Jubiläum Museumsverband „Den Saarländern fehlt Heimatbewusstsein“

Saarbrücken/Homburg · Etliche Dorfmuseen stehen auf der Kippe, moniert der saarländische Museumsverband anlässlich seines 30-jährigen Bestehens.

 Rainer Raber, der Geschäftsführer des Saar-Museumsverbandes.

Rainer Raber, der Geschäftsführer des Saar-Museumsverbandes.

Foto: Marion Schmidt

Sind die Saarländer Maulhelden? Zumindest rücken die Politiker den Bürgersinn, das Vereinsengagement und die Solidarität der Bevölkerung gern ins Schaufenster, wenn sie für das Saarland auf Werbetour gehen. Der Geschäftsführer des Saarländischen Museumsverbandes (SMV), der dieser Tage sein 30. Jubiläum begeht, hat eine andere Sicht auf die Saar-Welt. Rainer Raber vertritt 103 Mitglieder, vom Alsbacher „Hiwwelhaus“ über das Schwalbacher Schmiedemuseum bis zum Weltkulturerbe Völklinger Hütte. Er meint, das Bild des über die Maßen lokalpatriotischen Saarländers werde schön gefärbt, und verweist auf teilweise „dramatisch schlechte“ Besucherzahlen in den kleineren Häusern mit überalterten Strukturen. Deren Träger – oft Privatsammler oder Vereine – würden vielfach allein gelassen.

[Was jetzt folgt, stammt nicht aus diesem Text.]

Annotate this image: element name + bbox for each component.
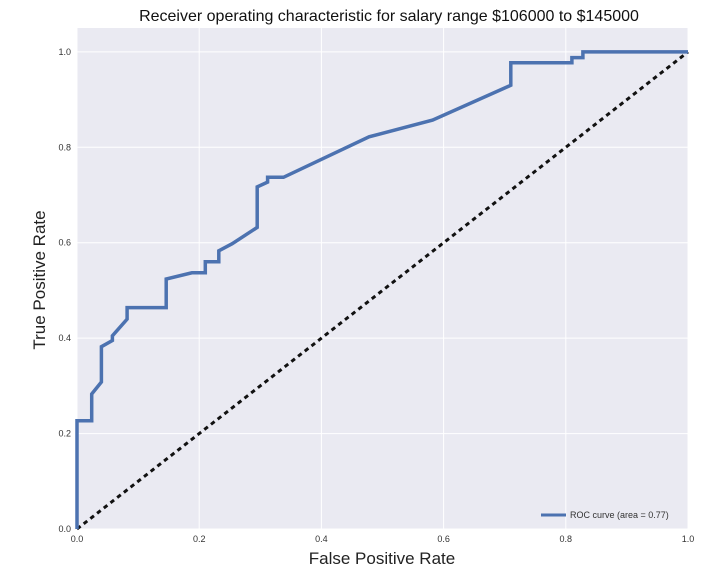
y-tick-label: 1.0	[58, 47, 71, 57]
x-axis-label: False Positive Rate	[309, 549, 455, 568]
y-axis-label: True Positive Rate	[30, 210, 49, 349]
x-tick-label: 0.4	[315, 534, 328, 544]
grid-lines	[76, 28, 689, 530]
x-tick-label: 0.0	[71, 534, 84, 544]
series-layer	[75, 50, 689, 531]
diagonal-reference-line	[76, 50, 689, 531]
chart-title: Receiver operating characteristic for sa…	[139, 8, 639, 25]
tick-labels: 0.0 0.2 0.4 0.6 0.8 1.0 0.0 0.2 0.4 0.6 0.8 1.0	[58, 47, 694, 544]
y-tick-label: 0.0	[58, 524, 71, 534]
y-tick-label: 0.4	[58, 333, 71, 343]
y-tick-label: 0.2	[58, 429, 71, 439]
legend-label-roc: ROC curve (area = 0.77)	[570, 510, 669, 520]
plot-area	[77, 28, 688, 529]
x-tick-label: 0.6	[437, 534, 450, 544]
x-tick-label: 1.0	[682, 534, 695, 544]
x-tick-label: 0.2	[193, 534, 206, 544]
x-tick-label: 0.8	[560, 534, 573, 544]
legend: ROC curve (area = 0.77)	[541, 510, 669, 520]
y-tick-label: 0.6	[58, 238, 71, 248]
roc-curve-line	[75, 50, 688, 529]
y-tick-label: 0.8	[58, 142, 71, 152]
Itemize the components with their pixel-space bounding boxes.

Raber: „Gewachsene Dörfer veröden, sie werden zu Siedlungen. Und in den Kommunen fehlt es an Gemeinschaftsgeist für die Museen.“ Wie viele der rund 60 Heimatmuseen akut existenzbedroht sind, sei noch nicht ermittelt. Besondere Sorgenkinder sind laut Raber das Museum für dörfliche Alltagskultur in Rubenheim und der Handwerkerhof in Ottweiler. Der Verband arbeite an Rettungslösungen und neuen Trägerstrukturen, rege die Häuser zu Kooperationen und Zusammenlegungen an. „Es macht wenig Sinn, wenn jeder alles sammelt.“ Ein Museumsentwicklungsplan soll Hilfestellung geben. Raber beobachtet, dass in anderen Bundesländern Überlieferung und Brauchtum einen höheren Stellenwert besitzen. Dort sei man stolz auf die lokalen Besonderheiten. Doch im Saarland mit seiner vielfach zerrissenen Historie existierten keine über Jahrhunderte verwurzelten Traditionen, ganz nach dem Motto des Reinhard-Klimmt-Buches „Richtig daheim waren wir nie.“

Die Liebe der Saarländer zu ihren Museen sei „ausbaufähig“, konstatiert Raber. Und die Zahlen geben ihm Recht. Laut Statistik des Instituts für Museumsforschung meldeten die saarländischen Institutionen 2015 einen Besucherrückgang um etwa drei Prozent (ca. 609 000 Besucher). Umso wichtiger deshalb die Projekte des Verbandes, die die breite Leistungsfähigkeit der Museen verdeutlichen, jenseits der reinen Ausstellungstätigkeit. So wurde beispielsweise eine Art Heimatkunde-Museumskoffer für die Grundschulen zusammengestellt: „Regional – Total“. Zudem wurde der SMV Mitglied im Allianz-Demenz-Netzwerk. Für Altenheime wurde ein „Koffer der Erinnerung“ konzipiert. Alte Puppen oder Babykleidung, historische Werkzeuge und Spielsachen aktivieren und beglücken demenzkranke Menschen, die in der Vergangenheit leben. Im Bereich Tourismus erfand der Verband die Bergbau-„Entdeckertouren“, die die Arbeitswege der Bergleute durch Zeitzeugenberichte im Internet lebendig werden lassen. „Wir sind ein Partner der saarländischen Gesellschaft“, sagt Raber selbstbewusst. Eines seiner Favoriten-Themen: die Digitalisierung des kulturellen Erbes. Raber ist nicht zufrieden mit dem Tempo: „Wir sind noch in der Steinzeit“, sagt er. Über das Pilotprojekt „digiCult“ wurden die Bestände von 38 Museen zumindest teilweise erfasst, 18 000 Datensätze sind veröffentlicht, etwa 70 000 Datensätze angelegt. 2017 fand ein Informationskongress mit der Deutschen Digitalen Bibliothek im Kultusministerium statt, Raber wurde ins Digitalisierungsforum der Ministerpräsidentin berufen. Viel Ehr‘, viel Heimat-Arbeit.